Jede Geschichte zielt auf einen Sinn, ihre ConclusioConclusio ab. Die Conclusio ist die Resolution, klassisch: die Lysis, das Ende, besser: der Schluss oder die Quintessenz, also der Hauptgedanke einer Geschichte. In der Logik ist die Conclusio die Schlussfolgerung aus den Prämissen und wie in der Logik, so setzt sich auch bei einer Geschichte der Sinn aus ihren einzelnen Teilen zusammen.

Nehmen wir die Geschichte eines Mannes, der seinen Job verliert, von seiner Frau verlassen wird, auf die schiefe Bahn gerät, falsche Freunde kennenlernt, sich auf einen Deal einlässt, bei dem Deal gewinnt, von der Polizei verfolgt und schließlich verhaftet und verurteilt wird. Das ist eine simple Geschichte. Die Conclusio wäre: „Verbrechen lohnt sich nicht!“ oder „Die Macht des Kapitals ist schuld“, je nachdem, welche Schwerpunkte Sie innerhalb der Sequenzen setzen.

Abbildung 4:

Verbrechen lohnt sich nicht!

Quelle: eigene Darstellung

Ich habe die drei Akte der Geschichte in → Abbildung 4 dargestellt und die einzelnen Handlungsschritte nach dem Drei-​Akt-​Schema mit den Plot Points und den acht Sequenzen aufgereiht (S1–S8). Um zu sehen, wie sich die Argumentationsstruktur im Drei-​Akt-​Schema entwickelt, schauen wir uns jetzt die Akte einmal einzeln an.

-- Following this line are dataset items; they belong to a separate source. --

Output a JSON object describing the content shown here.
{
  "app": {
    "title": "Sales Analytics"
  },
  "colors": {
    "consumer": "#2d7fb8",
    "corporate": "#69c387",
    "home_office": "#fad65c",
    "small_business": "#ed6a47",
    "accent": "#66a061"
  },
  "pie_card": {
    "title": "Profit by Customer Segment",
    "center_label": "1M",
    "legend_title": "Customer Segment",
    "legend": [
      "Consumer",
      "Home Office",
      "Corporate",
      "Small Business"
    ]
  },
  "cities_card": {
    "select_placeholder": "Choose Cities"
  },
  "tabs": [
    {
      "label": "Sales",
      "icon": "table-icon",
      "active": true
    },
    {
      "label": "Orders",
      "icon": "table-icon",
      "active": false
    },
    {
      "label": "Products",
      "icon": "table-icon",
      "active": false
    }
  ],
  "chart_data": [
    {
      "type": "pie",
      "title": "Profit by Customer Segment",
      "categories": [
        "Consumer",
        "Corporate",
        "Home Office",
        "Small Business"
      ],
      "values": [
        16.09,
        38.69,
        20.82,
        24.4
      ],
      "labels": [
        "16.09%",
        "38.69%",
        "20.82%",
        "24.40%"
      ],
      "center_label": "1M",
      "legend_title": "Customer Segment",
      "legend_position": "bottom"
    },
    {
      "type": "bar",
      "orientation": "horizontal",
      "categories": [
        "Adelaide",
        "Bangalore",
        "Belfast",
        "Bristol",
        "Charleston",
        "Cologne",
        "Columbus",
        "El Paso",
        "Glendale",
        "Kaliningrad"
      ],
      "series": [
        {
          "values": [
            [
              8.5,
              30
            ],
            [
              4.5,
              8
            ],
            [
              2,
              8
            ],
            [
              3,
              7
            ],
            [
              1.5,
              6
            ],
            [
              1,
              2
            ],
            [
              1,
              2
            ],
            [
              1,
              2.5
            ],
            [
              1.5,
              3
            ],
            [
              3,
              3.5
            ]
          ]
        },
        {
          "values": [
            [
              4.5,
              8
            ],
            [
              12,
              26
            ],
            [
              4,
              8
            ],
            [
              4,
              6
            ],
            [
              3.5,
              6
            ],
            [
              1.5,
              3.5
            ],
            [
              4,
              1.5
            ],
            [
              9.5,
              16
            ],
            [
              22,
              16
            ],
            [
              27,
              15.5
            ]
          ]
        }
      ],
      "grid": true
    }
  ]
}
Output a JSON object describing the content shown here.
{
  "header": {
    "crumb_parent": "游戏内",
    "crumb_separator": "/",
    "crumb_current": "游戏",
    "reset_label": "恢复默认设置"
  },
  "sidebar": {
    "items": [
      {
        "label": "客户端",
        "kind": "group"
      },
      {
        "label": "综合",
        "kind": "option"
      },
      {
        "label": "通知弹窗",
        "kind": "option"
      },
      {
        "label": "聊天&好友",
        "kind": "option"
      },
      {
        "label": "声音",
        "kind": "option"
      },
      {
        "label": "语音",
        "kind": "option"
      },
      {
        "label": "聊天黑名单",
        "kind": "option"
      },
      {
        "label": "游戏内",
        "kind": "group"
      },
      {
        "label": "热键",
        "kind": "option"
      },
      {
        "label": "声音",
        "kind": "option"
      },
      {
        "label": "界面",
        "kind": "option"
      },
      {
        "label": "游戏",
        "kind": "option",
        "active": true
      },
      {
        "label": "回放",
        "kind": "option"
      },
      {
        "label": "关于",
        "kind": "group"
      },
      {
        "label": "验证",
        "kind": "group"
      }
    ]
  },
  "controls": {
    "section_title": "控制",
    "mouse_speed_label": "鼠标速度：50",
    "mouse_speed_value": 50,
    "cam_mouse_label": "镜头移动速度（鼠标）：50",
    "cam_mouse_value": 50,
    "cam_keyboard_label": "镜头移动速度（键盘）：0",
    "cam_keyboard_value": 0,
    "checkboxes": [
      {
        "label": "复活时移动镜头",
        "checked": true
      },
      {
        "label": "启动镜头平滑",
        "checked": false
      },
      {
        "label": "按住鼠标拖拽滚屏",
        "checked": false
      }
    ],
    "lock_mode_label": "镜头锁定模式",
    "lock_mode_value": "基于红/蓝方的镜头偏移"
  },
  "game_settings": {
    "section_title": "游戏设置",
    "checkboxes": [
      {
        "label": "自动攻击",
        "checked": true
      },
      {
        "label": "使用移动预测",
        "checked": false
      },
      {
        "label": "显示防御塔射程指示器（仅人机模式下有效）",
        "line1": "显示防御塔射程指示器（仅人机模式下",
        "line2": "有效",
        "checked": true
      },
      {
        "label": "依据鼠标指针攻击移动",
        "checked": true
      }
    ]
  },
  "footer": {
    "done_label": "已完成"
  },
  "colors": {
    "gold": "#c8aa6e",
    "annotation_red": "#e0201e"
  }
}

Da ist zunächst der erste Akt: Der Protagonist (P) verliert seinen Job und wird daraufhin von Frau und Kindern verlassen. Die Umstände sind für unser Beispiel irrelevant. Vielleicht erhielt P eine betriebsbedingte Kündigung, vielleicht hat er sie selbst verschuldet. Vielleicht fängt er an zu trinken, vielleicht sitzt er auch nur zuhause rum, macht nichts mehr und schaut nur noch fern, oder langweilt sich und wird unausstehlich, vielleicht geht ihm ganz einfach das Geld aus. Das können Sie gestalten, wie Sie wollen, es muss nur überzeugend sein. Der Plot Point am Ende des Aktes (PP 1) ist natürlich, wie Frau und Kinder ausziehen. Das stellt für P, ganz klassisch, ein massives Problem dar, mit dem er sich auseinandersetzen muss. Er kann es nicht umgehen (das auslösende Ereignis, das Inciting Incident (II), ist dabei die Kündigung). Betrachtet man den Akt nur für sich, wäre die Conclusio folgende: Wer seinen Job verliert, verliert auch Frau und Kinder (es geht hier nicht darum, ob Sie diese Ansicht teilen oder nicht).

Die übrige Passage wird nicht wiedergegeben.